Classical Music Review: New Releases

Pierre de La Rue - Two Masses.  Missa de Septem Doloribus beatissime marie virginis a 5; Pater de caelis, Deus a 6; Missa Pascale a 5; Vexilla Regis / Passio Domini a 4.  Ars Antiqua de Paris (Jean Nirouët, counter-tenor; Frédéric Bourdin, tenor; Christophe Olive, baritone; Christophe Lizère, baritone; Gaël de Kerret, bass; Christophe Poncet, tenor [Pater de caelis]); Michel Sanvoisin, director.  Naxos CD 8.554656 (74'41).

Pierre de La Rue (c. 1460 - 1518) was one of the remarkable generation of composers who emerged from Flanders to have an immense impact on the courts of Europe.  His contemporaries included Johannes Ockeghem (c. 1410 - 1497), Heinrich Isaac (c. 1450 - 1517), Jean Mouton (c. 1459 - 1522), and Josquin Desprez (c. 1440 - 1521).  Although biographical details are somewhat sketchy, it seems that Ockeghem taught Josquin; that Mouton, while French, emulated Josquin's style; that Isaac worked both for Maximilian I and Lorenzo di Medici; and that Josquin was Martin Luther's favorite composer (he called him "master of notes") and may have sat for a portrait by Leonardo da Vinci.  Indeed, the era of Flemish musical supremacy is often called the "Age of Josquin."  It is characterized by a rich polyphony, often based on chants (cantus firmi) inherited from the Gregorian canon.

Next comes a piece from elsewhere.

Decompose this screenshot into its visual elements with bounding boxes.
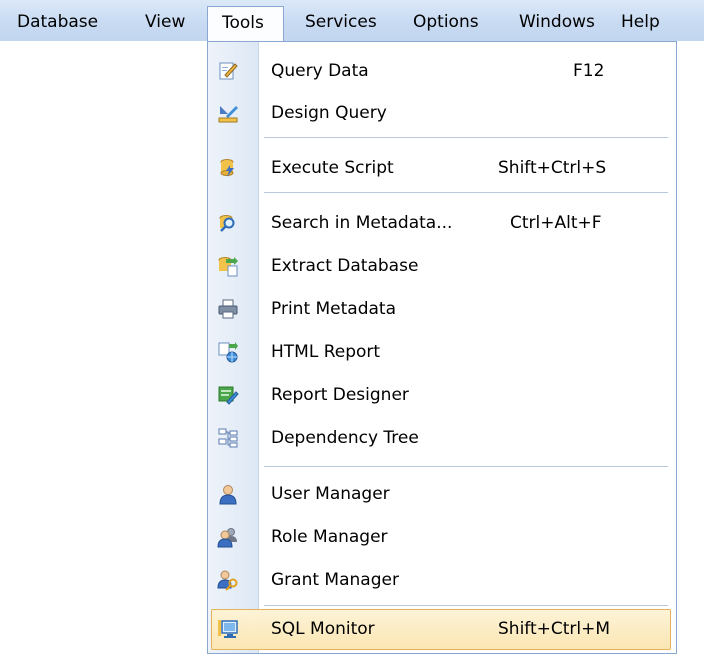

De La Rue was born in Tournai and became attached to the Habsburg court.  He travelled to Spain with Philip the Fair in 1501 and again in 1506, where he received a commission from Joanna of Spain (l"Joanna the Mad").  His last patron was Archduke Karl, known to history as Charles V.  De La Rue was reknowned in his own time for the richness and intricacy of his counterpoint and for his use of sharply differentiated upper and lower registers (such as the opening of the Sanctus in the Missa Pascale).  The dense chromaticism and word painting of a slightly later composer such as Lassus is not present here, instead De La Rue's music is marked by clarity and openness, the effect abetted by a spare harmony which often omits one part of a triad.

Ars Antiqua de Paris has a beautiful sound and the voices blend seemlessly, especially in the lower voices.  Counter-tenor Jean Nirouët has a strong, pure, unaffected tone.  As is common in period performance these days, a single voice sings each part, giving this once regal music a quiet, personal feeling.